Tuesday, June 17, 2008
What’s the most popular book in your library? Have you read it? What did you think? How many users have it? What’s the most popular book you don’t have? How does a book’s popularity figure into your decisions about what to read.
I am also one of the many who owns "Harry Potter and the Sorcerer's Stone". I do not own "The DaVinci Code" I have read the entire Harry Potter series many of them several times and own every video that is out. I think the main thing that drew me to Harry Potter was the whole wizards thing. I love the idea of not limiting ourselves and I think that is what Harry Potter does best. I had heard many good things about this book but it was the fact that I was trying to get a young girl to start to read "something" so I picked up my first two copies. (One for me and one for her) I don't think she ever read it but I got hooked. If a person takes a trip around my library they will find mostly non-fiction so popularity normally does not hold much sway for me. I am however starting to step back into the wonderful world of fiction and am wondering why I ever left. (I think it is because I get so lost in books I needed to come up and breath with non-fiction for a while) So in short I read what I like even if the world agrees with me.
Saturday, June 14, 2008
Set in Papau New Guinea and also Boston the author starts the book mostly working two different time lines and places at once. I sometimes find this style to be annoying because I feel pulled away from one place before I have finished can be distracting. Kira Salak’s work, however, was very well done in this style. It allowed you to get to know the main character, Marika, in small snapshots just like you would a new friend.
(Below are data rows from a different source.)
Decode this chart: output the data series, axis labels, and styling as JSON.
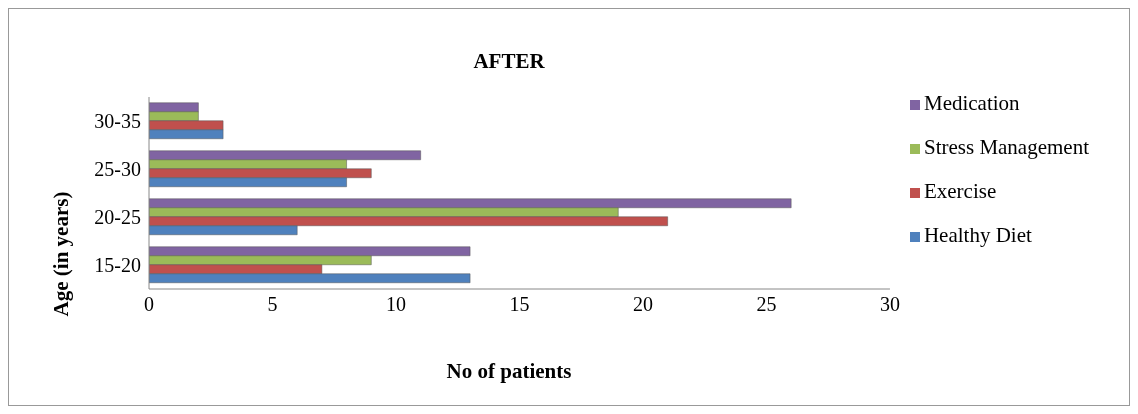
{
  "chart_data": {
    "type": "bar",
    "orientation": "horizontal",
    "title": "AFTER",
    "xlabel": "No  of patients",
    "ylabel": "Age (in years)",
    "categories": [
      "30-35",
      "25-30",
      "20-25",
      "15-20"
    ],
    "series": [
      {
        "name": "Medication",
        "color": "#8064a2",
        "values": [
          2,
          11,
          26,
          13
        ]
      },
      {
        "name": "Stress Management",
        "color": "#9bbb59",
        "values": [
          2,
          8,
          19,
          9
        ]
      },
      {
        "name": "Exercise",
        "color": "#c0504d",
        "values": [
          3,
          9,
          21,
          7
        ]
      },
      {
        "name": "Healthy Diet",
        "color": "#4f81bd",
        "values": [
          3,
          8,
          6,
          13
        ]
      }
    ],
    "xlim": [
      0,
      30
    ],
    "xticks": [
      0,
      5,
      10,
      15,
      20,
      25,
      30
    ],
    "grid": false,
    "legend": "right"
  }
}
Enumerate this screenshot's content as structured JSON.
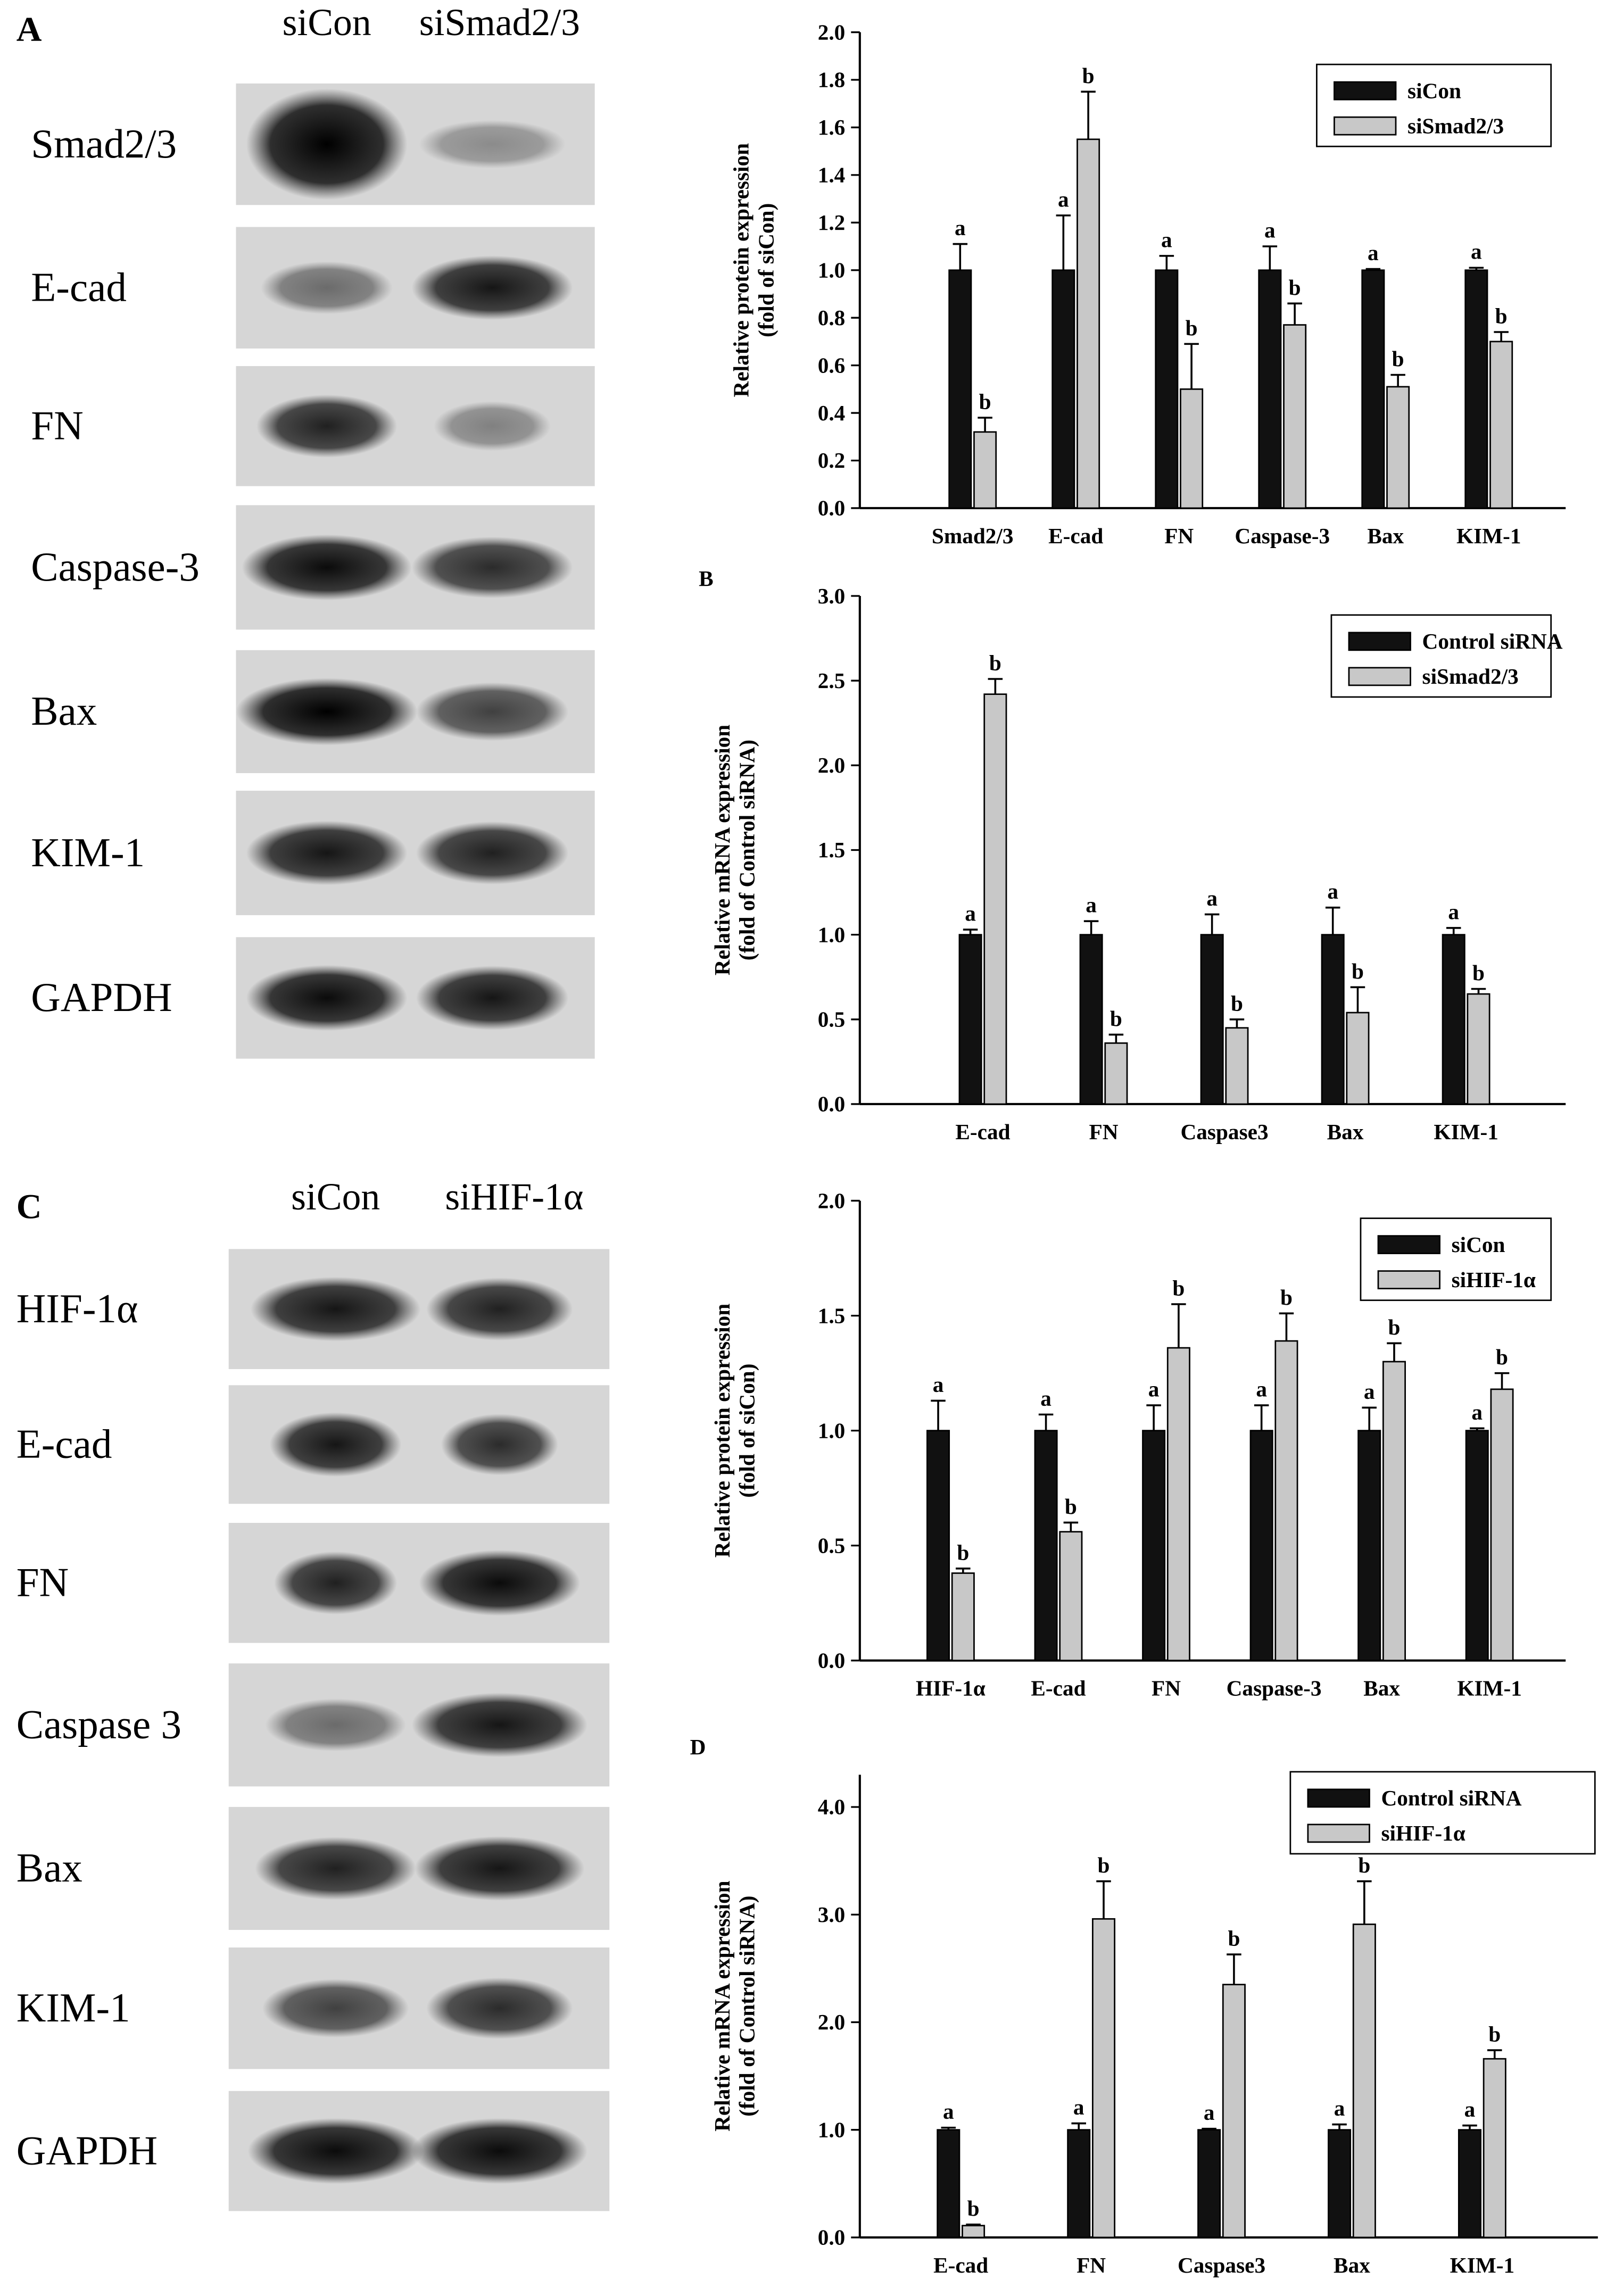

You were able to receive bits and pieces here and there slowly helping you to understand the main character better. I was immediately in love with Papau New Guinea and am appreciative of the opportunity to know more about it. I found all of the characters to be believable and I especially liked having the second voice of Pogo throughout much of the book. It gave the story a mirror for Marika and also a way to view the people of PNG.
If you enjoy fiction that takes you around the world and people learning to overcome their pain you will like this book. I recommend it.